I understand what you are trying to do - but even though a value Right x (with x of type c) on its own can be of type Either d c for any d, your type signature constrains the input and output values to versions with different ds. And that means you can't use the same variable to refer to both values.

Let's try an even simpler example:

data Foo x = Bar

foobar :: Foo a -> Foo b
foobar f = f

Take a look at the definition of Foo. There's a type variable on the left-hand side (x), which never actually appears anywhere on the right-hand side. This is an example of a so-called "phantom type variable". There's a type in the type signature which doesn't actually correspond to the type of anything in the actual value. (And this is perfectly legal, by the way.)

Now if you have the expression Just True, then since True :: Bool, then Just True :: Maybe True. However, the expression Nothing is definitely a Maybe something. But with no actual value present, there's nothing to force it to be any specific maybe-type. The type variable is phantom in this case.

We have a similar thing here; Bar :: Foo x, for any x. So you would think that our definition of foobar is legal.

And you would be wrong.

You cannot pass a value of Foo a where a value of type Foo b is expected, even if they have exactly the same run-time structure. Because the type checker doesn't care about the run-time structure; it only cares about types. As far as the type checker is concerned, Foo Int is different to Foo Bool, even though at run-time there's no observable difference.

And that is why your code is rejected.

In fact, you have to write

foobar :: Foo a -> Foo b
foobar Bar = Bar

to let the type checker know that the Bar you're outputting is a new, different Bar than the one you received as input (and hence it can have a different type).

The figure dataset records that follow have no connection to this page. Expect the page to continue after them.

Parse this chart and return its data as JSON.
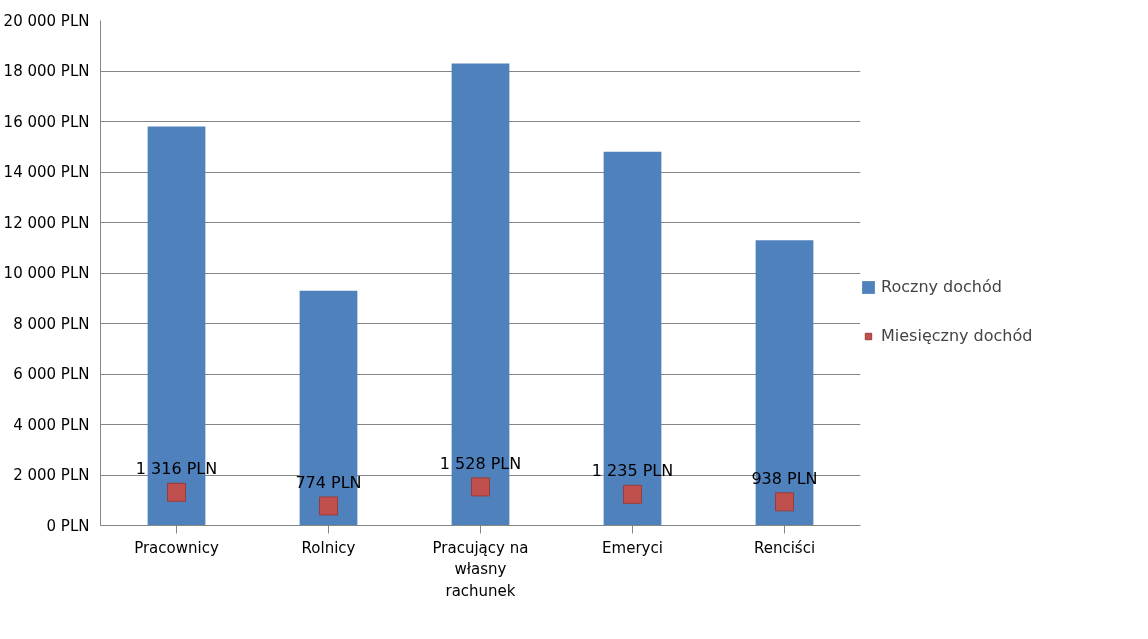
{
  "chart_data": {
    "type": "bar",
    "categories": [
      "Pracownicy",
      "Rolnicy",
      "Pracujący na własny rachunek",
      "Emeryci",
      "Renciści"
    ],
    "series": [
      {
        "name": "Roczny dochód",
        "color": "#4f81bd",
        "values": [
          15800,
          9300,
          18300,
          14800,
          11300
        ]
      },
      {
        "name": "Miesięczny dochód",
        "type": "scatter",
        "marker": "square",
        "color": "#c0504d",
        "values": [
          1316,
          774,
          1528,
          1235,
          938
        ],
        "value_labels": [
          "1 316 PLN",
          "774 PLN",
          "1 528 PLN",
          "1 235 PLN",
          "938 PLN"
        ]
      }
    ],
    "ylim": [
      0,
      20000
    ],
    "yticks": [
      {
        "value": 0,
        "label": "0 PLN"
      },
      {
        "value": 2000,
        "label": "2 000 PLN"
      },
      {
        "value": 4000,
        "label": "4 000 PLN"
      },
      {
        "value": 6000,
        "label": "6 000 PLN"
      },
      {
        "value": 8000,
        "label": "8 000 PLN"
      },
      {
        "value": 10000,
        "label": "10 000 PLN"
      },
      {
        "value": 12000,
        "label": "12 000 PLN"
      },
      {
        "value": 14000,
        "label": "14 000 PLN"
      },
      {
        "value": 16000,
        "label": "16 000 PLN"
      },
      {
        "value": 18000,
        "label": "18 000 PLN"
      },
      {
        "value": 20000,
        "label": "20 000 PLN"
      }
    ],
    "grid": "y",
    "legend": "right"
  }
}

Believe it or not, this is actually a feature, not a bug. You can write code that makes it so that (for example) Foo Int behaves differently than Foo Char. Even though at run-time they're both just Bar.

The solution, as you have discovered, is to just take your value b out of Right and then immediately put it back in again. It seems pointless and silly, but it's to explicitly signal to the type checker that the types have potentially changed. It's perhaps annoying, but it's just one of those corners of the language. It's not a bug, it's purposely designed to work this way.

an Either a c type can only be...

Indeed, but in your first example, the value b does not have type Either a c! As your type signature proves, it has type Either b c. And of course, you cannot return an Either b c where an Either a c is expected. Instead, you must destructure the value and reconstruct it with the right type.

an Either a c type can be only Left (x::a) or Right (y::c), if it isn't Left then it is Right, and we know that Right :: b -> Either a b so Right (y::c) :: Either a c.

I think you are confusing type constructors with data constructors. Either is defined like this in ghc-base:

data  Either a b  =  Left a | Right b

Either is a type constructor with two abstract variables. i.e. it takes any two types (Int, String, etc). and constructs a concrete type like Either Int String.

Left and Right on the other hand are data constructors. They take actual values like 1, "hi" and construct values like Left 1 and Right "hi".

Prelude> :t Left
Left :: a -> Either a b
Prelude> :t Right
Right :: b -> Either a b

Haskell type inference does not work with values (Left and Right). It only works on types (Either). So the type checker only knows about Either b c and Either a c - so in the first case the variables don't match.